This post is here to answer several queries in the mailing list, and some questions that were raised in this blog post. I think that this is important enough to warrant a post here, instead of an email to the list, or just a comment.
To summarize, we had a few issues recently that impacted our users’ systems. Those are usually (but not always) cases where a combination of features wasn’t working properly (feature intersection), or just actual bugs. That led to some questions that are worth answering. You can find all the details below, but I would like to talk about what we are actually doing.
In the past 4 or 5 years, we have managed to create a NoSQL database for the .NET platform, and it has been doing nothing but picking up steam ever since we released it. We have been working hard to provide performance, features and stability for our users. On a personal note, it has been quite an amazing ride, seeing more people put RavenDB to use and creating interesting applications and features.
First, there seems to be some concerns about the new things that we are doing. Voron, in particular, appears to be a cause for concern. We have relied on Esent as our storage engine for the past four or five years, to great success.

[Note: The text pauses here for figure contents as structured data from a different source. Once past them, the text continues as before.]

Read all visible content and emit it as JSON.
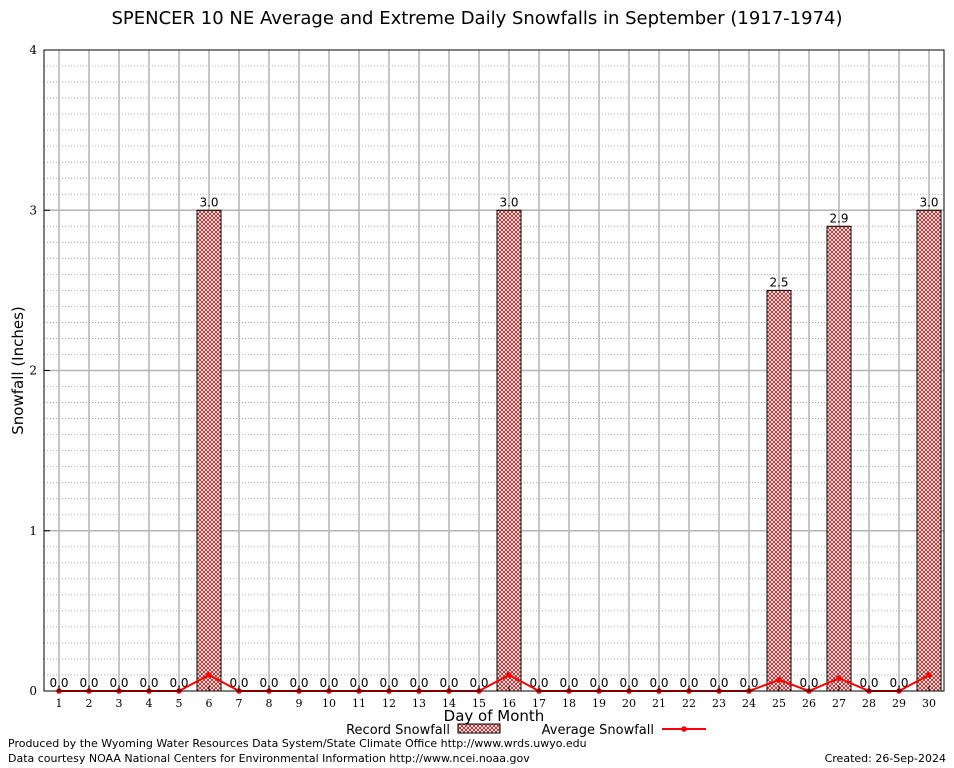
{
  "chart_data": {
    "type": "bar",
    "title": "SPENCER 10 NE Average and Extreme Daily Snowfalls in September (1917-1974)",
    "xlabel": "Day of Month",
    "ylabel": "Snowfall (Inches)",
    "ylim": [
      0,
      4
    ],
    "yticks": [
      "0",
      "1",
      "2",
      "3",
      "4"
    ],
    "categories": [
      "1",
      "2",
      "3",
      "4",
      "5",
      "6",
      "7",
      "8",
      "9",
      "10",
      "11",
      "12",
      "13",
      "14",
      "15",
      "16",
      "17",
      "18",
      "19",
      "20",
      "21",
      "22",
      "23",
      "24",
      "25",
      "26",
      "27",
      "28",
      "29",
      "30"
    ],
    "series": [
      {
        "name": "Record Snowfall",
        "kind": "bar",
        "color": "#b22222",
        "values": [
          0,
          0,
          0,
          0,
          0,
          3.0,
          0,
          0,
          0,
          0,
          0,
          0,
          0,
          0,
          0,
          3.0,
          0,
          0,
          0,
          0,
          0,
          0,
          0,
          0,
          2.5,
          0,
          2.9,
          0,
          0,
          3.0
        ],
        "labels": [
          "0.0",
          "0.0",
          "0.0",
          "0.0",
          "0.0",
          "3.0",
          "0.0",
          "0.0",
          "0.0",
          "0.0",
          "0.0",
          "0.0",
          "0.0",
          "0.0",
          "0.0",
          "3.0",
          "0.0",
          "0.0",
          "0.0",
          "0.0",
          "0.0",
          "0.0",
          "0.0",
          "0.0",
          "2.5",
          "0.0",
          "2.9",
          "0.0",
          "0.0",
          "3.0"
        ]
      },
      {
        "name": "Average Snowfall",
        "kind": "line",
        "color": "#ff0000",
        "values": [
          0,
          0,
          0,
          0,
          0,
          0.1,
          0,
          0,
          0,
          0,
          0,
          0,
          0,
          0,
          0,
          0.1,
          0,
          0,
          0,
          0,
          0,
          0,
          0,
          0,
          0.07,
          0,
          0.08,
          0,
          0,
          0.1
        ]
      }
    ],
    "legend_position": "bottom-center",
    "grid": true
  },
  "footer": {
    "line1": "Produced by the Wyoming Water Resources Data System/State Climate Office http://www.wrds.uwyo.edu",
    "line2": "Data courtesy NOAA National Centers for Environmental Information http://www.ncei.noaa.gov",
    "created": "Created:  26-Sep-2024"
  }
}
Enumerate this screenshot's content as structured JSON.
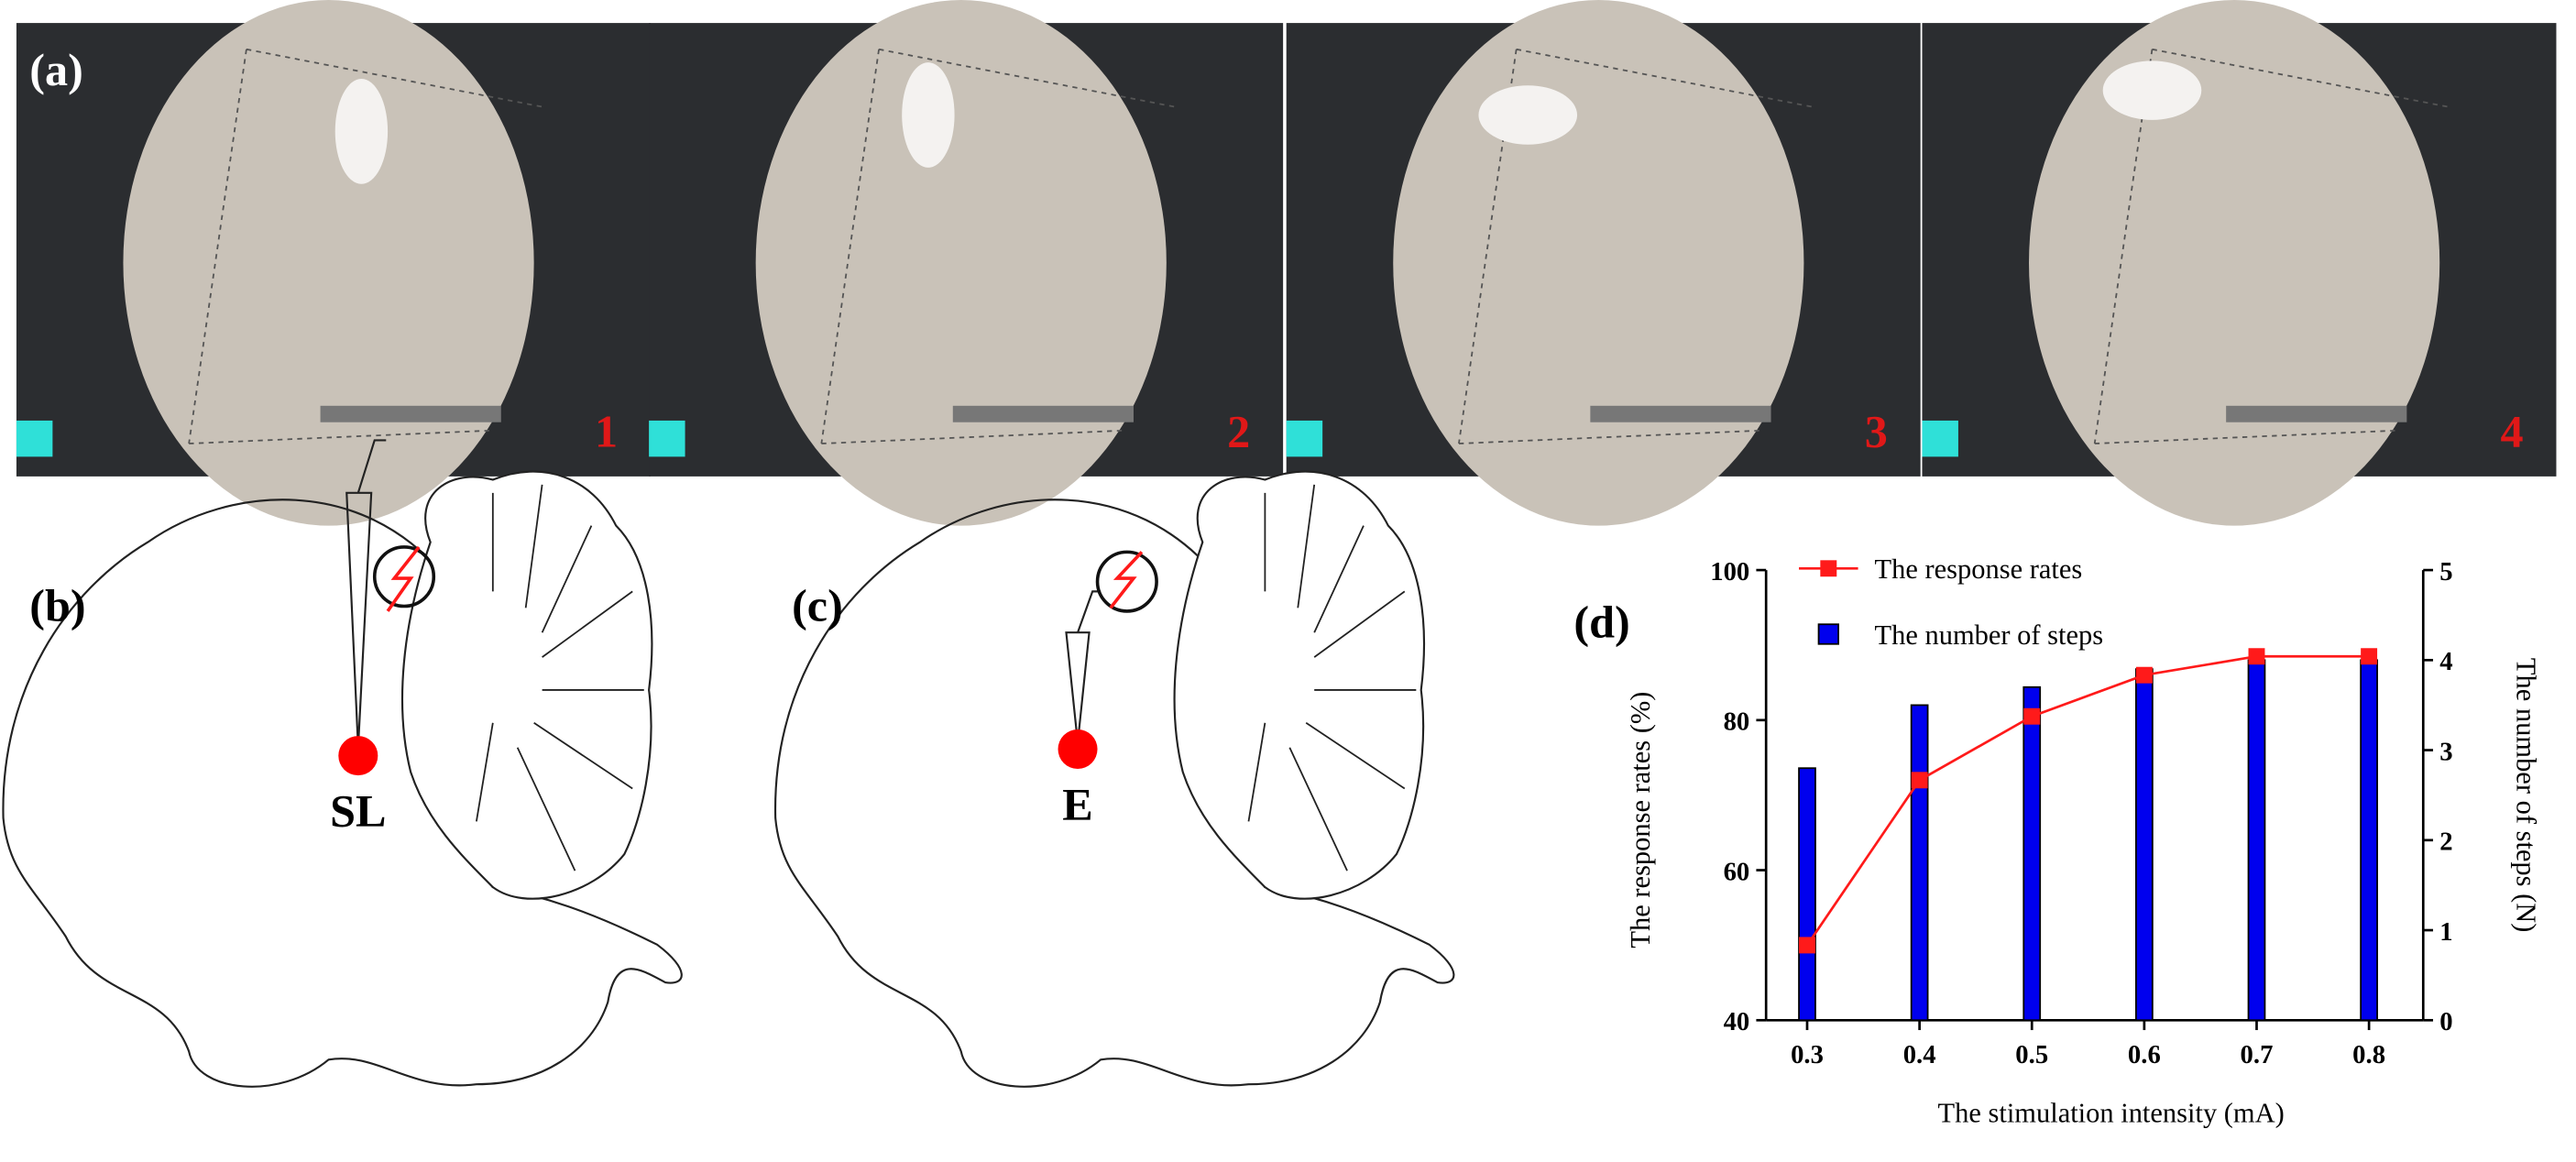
{
  "panels": {
    "a": "(a)",
    "b": "(b)",
    "c": "(c)",
    "d": "(d)"
  },
  "photos": [
    "1",
    "2",
    "3",
    "4"
  ],
  "diagrams": {
    "b_site": "SL",
    "c_site": "E"
  },
  "chart_data": {
    "type": "combo",
    "xlabel": "The stimulation intensity (mA)",
    "ylabel": "The response rates (%)",
    "y2label": "The number of steps (N)",
    "categories": [
      "0.3",
      "0.4",
      "0.5",
      "0.6",
      "0.7",
      "0.8"
    ],
    "ylim": [
      40,
      100
    ],
    "yticks": [
      40,
      60,
      80,
      100
    ],
    "y2lim": [
      0,
      5
    ],
    "y2ticks": [
      0,
      1,
      2,
      3,
      4,
      5
    ],
    "legend": "upper left",
    "series": [
      {
        "name": "The response rates",
        "type": "line",
        "color": "#ff1a1a",
        "values": [
          50,
          72,
          80.5,
          86,
          88.5,
          88.5
        ]
      },
      {
        "name": "The number of steps",
        "type": "bar",
        "axis": "y2",
        "color": "#0000ee",
        "values": [
          2.8,
          3.5,
          3.7,
          3.9,
          4.0,
          4.0
        ]
      }
    ]
  }
}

Not least of its properties is the fact that Esent has been around the block for a while now, and is proven to be robust and safe in the simplest of methods, high and constant use over multiple decades. Esent also have its share of problems, but we didn’t forget why we chose it in the first place. Indeed, I still think that that was an excellent choice. With Voron, the only change you’ll see is that it won’t be the only choice.
Voron is meant to allow us to run on Linux machines, and to provide us with a fully owned stack, so we can do more interesting things across the board. But we aren’t letting go of Esent, and in any way you care to name, Esent is still going to be the core (and default) option we have for storage in RavenDB. With RavenDB 3.0, you’ll have the option to make an informed choice about selecting Voron as a storage engine, with a list of pros & cons.
Second, we do acknowledge that we suffer from a typical blindness for how we approach RavenDB. Since we built it, we know how things are supposed to be, and that is how we usually test them. Even when we try to go for the edge cases, we are constrained by our own thinking. We are currently working on getting an external testing team to do just that. Actively work to make use of RavenDB in creative ways specifically to try to break it.
Third, our own internal policies for releasing RavenDB need to be adjusted slightly. In particular, we are usually faced with two competing pressures: Release Already and Super Stable. We have always tried to release both unstable and stable versions, and the process for moving from unstable to stable is a pretty good one, I think. We have:
- The test suite, now clocking at just over 3,000 tests.
- A separate test suite that is meant to stress test the database.
- Performance test suite, to make sure that we are in line for general performance.
- Longevity tests, making sure that we don’t have any issues in long term usage.
- Finally, as an act of dog fooding, we upgrade our own servers to the new build, and let it run in production for a while, just to make absolutely sure.
We are going to add additional tests (see the 2nd point) to the process, and we are going to extend the duration of all of those steps. I think that in the past few months we have have leaned too far toward the “Release Already” mode, so we are going to try to lean back (hopefully not too much) the other way.
Fourth, with regards to licensing. It has been our policy to provide anyone with a free trail license of RavenDB if they want to test it on a temporary basis. We require permanent non developer servers to have a license. I think that this strikes the appropriate balance.
Fifth, we are going to be working on additional tooling round deployment and upgrades. For customers that jump multiple versions (moving from 1.x to 2.5, for example), the update process of the RavenDB internal storage data during upgrades can be lengthy and there is too little visibility into it at the moment. We are also working on building tools that help figure out what is going on with a production instance (more ops endpoint, more visibility into internal operations, etc).
In summary, we are grateful for our users for bringing any issues to our attention. We are trying hard to have a very responsive feedback cycle, and we can usually resolve most issues within 24 – 48 hours. But I know we need to do better in making sure that users have a more streamlined experience.